Şimdi bu kadın örnek bir vatandaş falan değil aslında vatandaşlığın gereğini yapıyor, ama o kadar azaldı ki böyle insanlar ne yazık ki imrenerek bakıyoruz.
Rahmetli Turgut Özal’ın icraatın içinden diye bir tv programı vardı, çalıştığı süreyi nasıl değerlendirdiğini halka bizzat kendi diliyle anlatır duyururdu.
Bu program her yayınlandığın da içimden bir şey dilerdim, keşke derdim keşke böyle bir program halk içinde olabilse halk da çıkıp diyebilse ben de bu ülke için bunları yapıyorum ya da yaptım, fakat bu gün üzülerek görüyorum ki anlatabileceğimiz pek bir şeyimiz yok böyle bir programımız olsa bile neden bahsedeceğiz?
Belediye otobüslerimizde oyulan koltukları, telefon kulübelerinde dağılan ankesörleri, duraklardaki hiç değilse yaşlıların beklerken dinlenebileceği metal koltukları bile tahrip edenler gece yarısı mı çalışıyor?
Gözümüzün içine baka baka yapılan zararları kaçımız engelliyoruz, hatta müdahale edenin bile yanında durmadığımız bir hali yaşıyoruz, neden, bizim işimiz değil mi?
Üç kişi yapar on kişi yıkarsa, biz de seyredersek katılmaktan ne farkı var, bu şekilde hiçbir şeyin sahibi olamayacağımız gibi vatandaşlık görevimizi de ihmal etmiş olmuyor muyuz?
“İnsanlar her zaman kahraman olamazlar ama her zaman insan olabilirler"
"BENJAMIN FRANKLIN"
Keşke bunu biz söylesek...
Bize göre yanlış olanı gördüğümüzde yapacağımız müdahale kahramanlık olmasa da insanca bir davranış olur, çünkü korumak zorundayız, çünkü biz de yok edilenin kuruşuna kadar vergisini ödüyoruz ve çünkü biz de Türkiye’nin bekçisiyiz...
Yok olan milli servettir, boşa akan su gereksiz yanan bir ampul, ev, iş ya da cep telefonlarımızla yaptığımız uzun muhabbetler sadece bizim ödediğimiz faturalar değil, ülkenin üzerine bir daha eklediğimiz kamburlar olur.
Hep bir şeylerden şikayet ediyoruz, bu memleket düzelmez diye dertleniyoruz, güzel bir evin içinde yaşamak içindekilerin yaşama tarzıyla olur, eğer güzeli kullanamıyorsak biraz sonra çirkinleştiririz.
Konuştuğumuz kadar çalışmamız lazım, kimin kaç para kazanacağı bir yarışmayı takip ettiğimiz kadar takipçi olsak bile yeter...

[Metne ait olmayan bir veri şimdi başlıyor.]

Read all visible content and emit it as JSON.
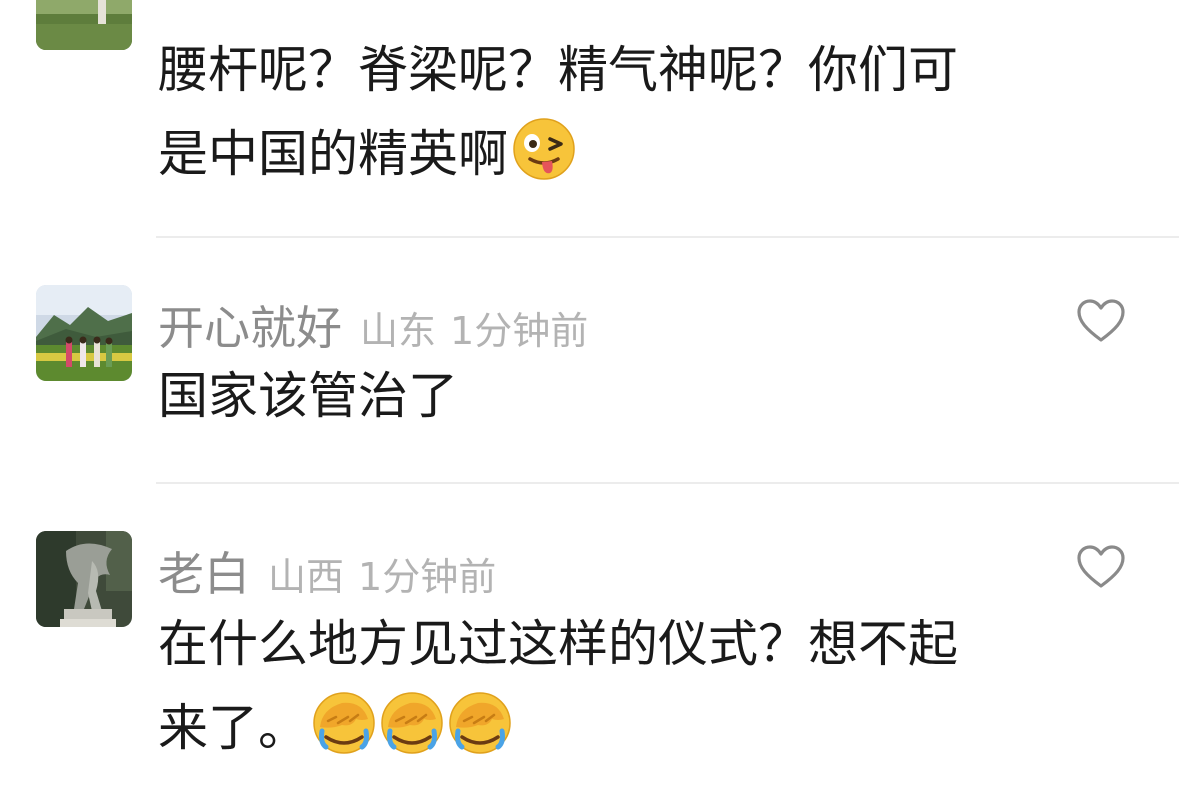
{
  "comments": [
    {
      "text_line1": "腰杆呢？脊梁呢？精气神呢？你们可",
      "text_line2": "是中国的精英啊",
      "emoji": "winking-tongue-face-icon"
    },
    {
      "username": "开心就好",
      "location": "山东",
      "time": "1分钟前",
      "text_line1": "国家该管治了",
      "avatar": "landscape-photo-avatar"
    },
    {
      "username": "老白",
      "location": "山西",
      "time": "1分钟前",
      "text_line1": "在什么地方见过这样的仪式？想不起",
      "text_line2": "来了。",
      "emoji": "facepalm-face-icon",
      "emoji_count": 3,
      "avatar": "statue-photo-avatar"
    }
  ],
  "colors": {
    "username": "#8c8c8c",
    "meta": "#b3b3b3",
    "text": "#1a1a1a",
    "divider": "#ececec",
    "like_outline": "#8a8a8a",
    "emoji_yellow": "#f7c43a"
  }
}
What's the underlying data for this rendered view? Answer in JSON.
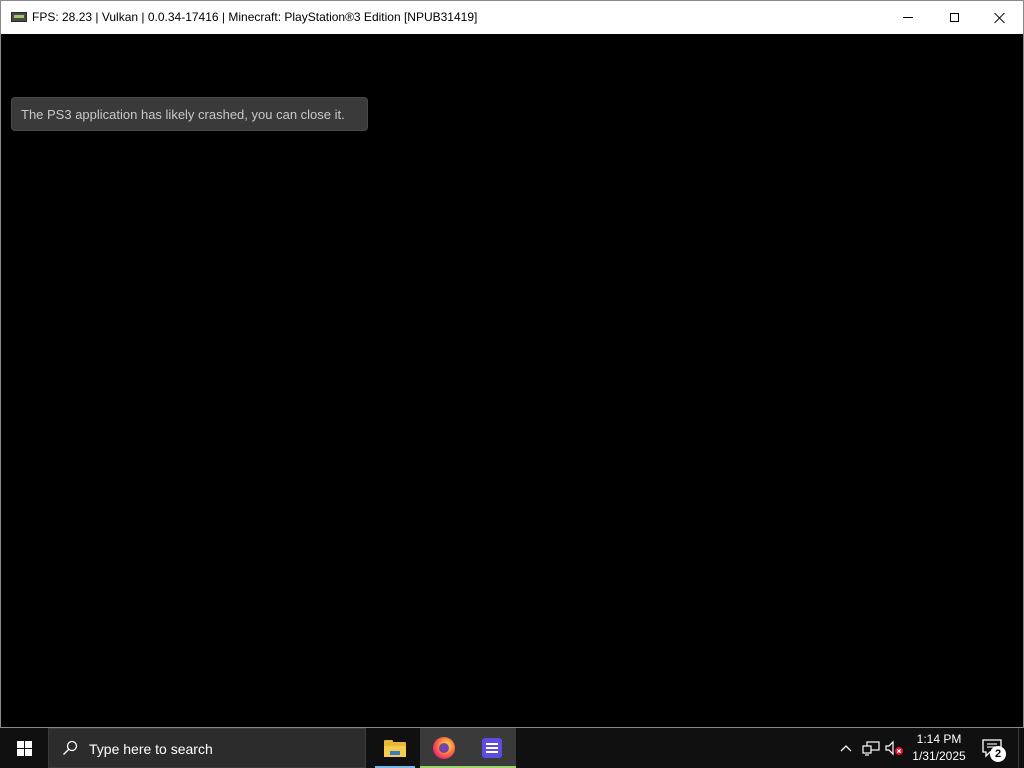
{
  "window": {
    "title": "FPS: 28.23 | Vulkan | 0.0.34-17416 | Minecraft: PlayStation®3 Edition [NPUB31419]",
    "app_icon": "rpcs3-app-icon",
    "controls": [
      "minimize",
      "maximize",
      "close"
    ]
  },
  "content": {
    "toast_message": "The PS3 application has likely crashed, you can close it."
  },
  "taskbar": {
    "search_placeholder": "Type here to search",
    "pinned_apps": [
      {
        "name": "File Explorer",
        "icon": "folder-icon"
      },
      {
        "name": "Firefox",
        "icon": "firefox-icon"
      },
      {
        "name": "RPCS3",
        "icon": "rpcs3-icon"
      }
    ],
    "tray": {
      "time": "1:14 PM",
      "date": "1/31/2025",
      "notification_count": "2"
    }
  },
  "colors": {
    "titlebar": "#ffffff",
    "taskbar": "#101010",
    "toast_bg": "#3a3a3a",
    "active_underline": "#9bd46b"
  }
}
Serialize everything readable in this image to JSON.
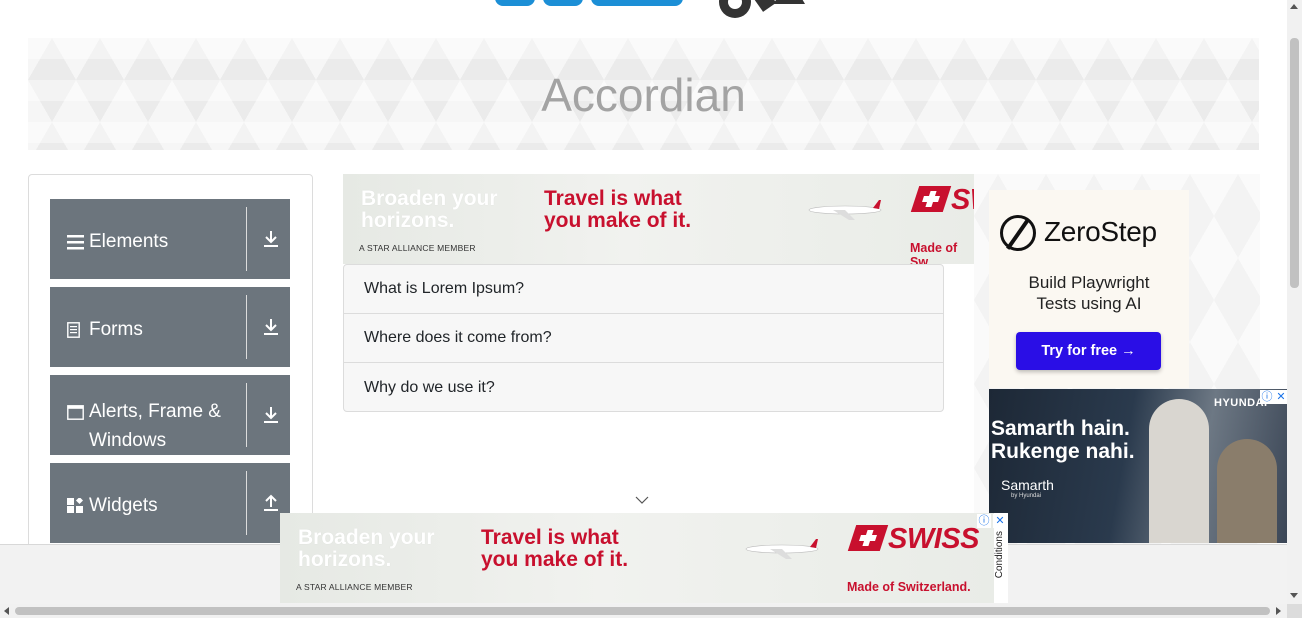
{
  "page": {
    "title": "Accordian"
  },
  "sidebar": {
    "groups": [
      {
        "label": "Elements",
        "icon": "hamburger-icon",
        "arrow": "download-arrow-icon"
      },
      {
        "label": "Forms",
        "icon": "document-icon",
        "arrow": "download-arrow-icon"
      },
      {
        "label": "Alerts, Frame &",
        "label2": "Windows",
        "icon": "window-icon",
        "arrow": "download-arrow-icon"
      },
      {
        "label": "Widgets",
        "icon": "widgets-icon",
        "arrow": "upload-arrow-icon"
      }
    ]
  },
  "accordion": {
    "items": [
      {
        "label": "What is Lorem Ipsum?"
      },
      {
        "label": "Where does it come from?"
      },
      {
        "label": "Why do we use it?"
      }
    ]
  },
  "ads": {
    "swiss": {
      "headline": "Broaden your",
      "headline2": "horizons.",
      "slogan": "Travel is what",
      "slogan2": "you make of it.",
      "member": "A STAR ALLIANCE MEMBER",
      "brand": "SWISS",
      "made": "Made of Switzerland.",
      "brand_partial": "SW",
      "made_partial": "Made of Sw",
      "color": "#c8102e"
    },
    "zerostep": {
      "name": "ZeroStep",
      "tagline": "Build Playwright",
      "tagline2": "Tests using AI",
      "cta": "Try for free →",
      "cta_color": "#2a0ee6"
    },
    "hyundai": {
      "headline": "Samarth hain.",
      "headline2": "Rukenge nahi.",
      "brand": "HYUNDAI",
      "product": "Samarth",
      "by": "by Hyundai"
    },
    "conditions": "Conditions"
  }
}
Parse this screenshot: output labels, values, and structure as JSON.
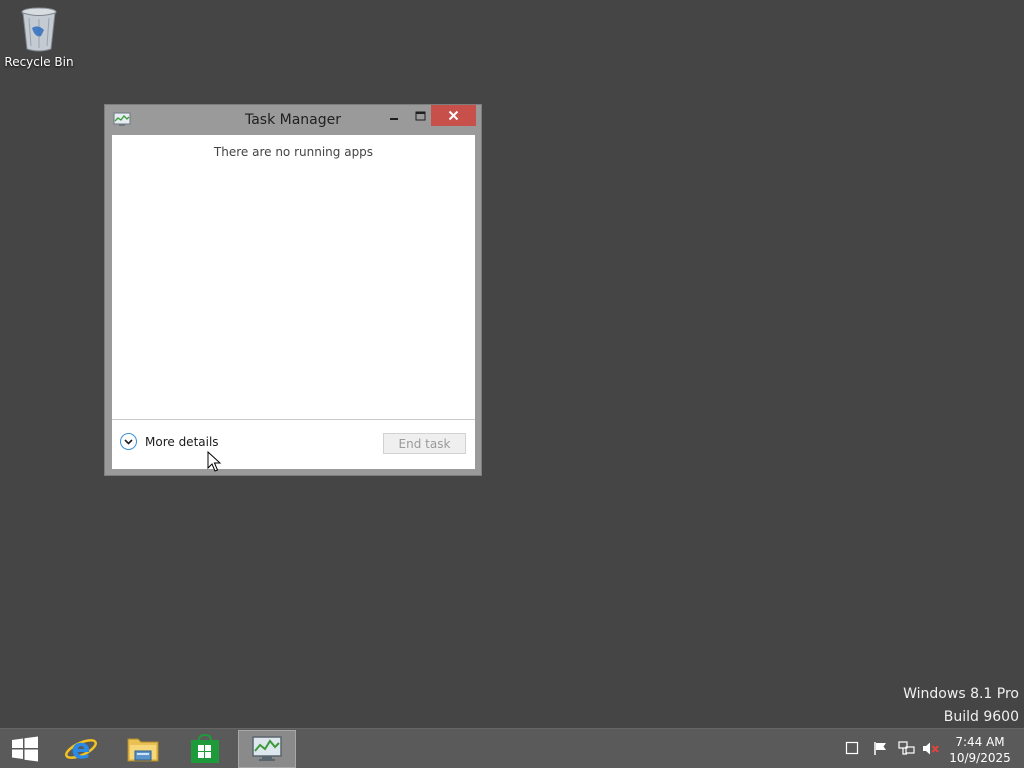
{
  "desktop": {
    "icons": [
      {
        "label": "Recycle Bin",
        "icon": "recycle-bin-icon"
      }
    ]
  },
  "task_manager": {
    "title": "Task Manager",
    "empty_message": "There are no running apps",
    "more_details_label": "More details",
    "end_task_label": "End task",
    "end_task_enabled": false
  },
  "watermark": {
    "edition": "Windows 8.1 Pro",
    "build": "Build 9600"
  },
  "taskbar": {
    "items": [
      {
        "name": "start",
        "icon": "windows-logo-icon"
      },
      {
        "name": "internet-explorer",
        "icon": "internet-explorer-icon"
      },
      {
        "name": "file-explorer",
        "icon": "folder-icon"
      },
      {
        "name": "store",
        "icon": "store-icon"
      },
      {
        "name": "task-manager",
        "icon": "task-manager-icon",
        "active": true
      }
    ],
    "tray": {
      "icons": [
        "notification-box-icon",
        "action-center-flag-icon",
        "network-icon",
        "volume-muted-icon"
      ],
      "time": "7:44 AM",
      "date": "10/9/2025"
    }
  },
  "colors": {
    "desktop_bg": "#454545",
    "window_frame": "#9a9a9a",
    "close_button": "#c7504b",
    "taskbar_bg": "#5a5a5a",
    "accent_blue": "#3c8fd8"
  }
}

Her birimiz Avrupa’dan söz açıldığında büyük bir iştahla konuşuyoruz, adamlar yol yapmış trafik diye bir şey yaşamıyorsun kaidelere uyuyorlar arkadaş, ya da sokaklarına bakınca gönlün açılıyor sanki evin içi gibi tertemiz...
Böyle diyoruz, o kaidelere uyanları takdir eden bizler neden uymayız o sokaklara imrenerek bakan bizler neden kendi sokağımızı çöp kutusu zannederiz?
Komşumuzun bahçesiyle övündüğümüz kadar kendi bahçemizi güzelleştirme çabasında olsak eminim ki bu gün biz de imrenilen olacaktık...
Futbol izlerken yenilen taraftar tribünleri duman ediyor, açık hava konserlerinde sevdiğimiz bir sanatçıyı izleyebilmek başlı başına bir risk, ya sevgi gösterisi adı altında ya protesto amaçlı koltuklar havalarda uçuyor, neyi yıkıyoruz ve de ne için?
Milyarlarca lira sarf edilerek yapılan bu hizmetleri her seferinde yok ederek neyi sergiliyoruz, eylemin de bir anlamı olmalı anasına kızıp kız dövülmez ki...
Dağılan izleyiciler hiddetliyse şahısların arabalarını tahrip ediyor, olayla uzaktan yakından ilişiği olmayan sade vatandaş sabah kalktığında otomobilinin parçalandığını görüyor, niye, Galatasaray, Beşiktaş, yada Fenerbahçe yenilmiş diye, şimdi probleme bakın ve de ne kadar güzel halledilmiş...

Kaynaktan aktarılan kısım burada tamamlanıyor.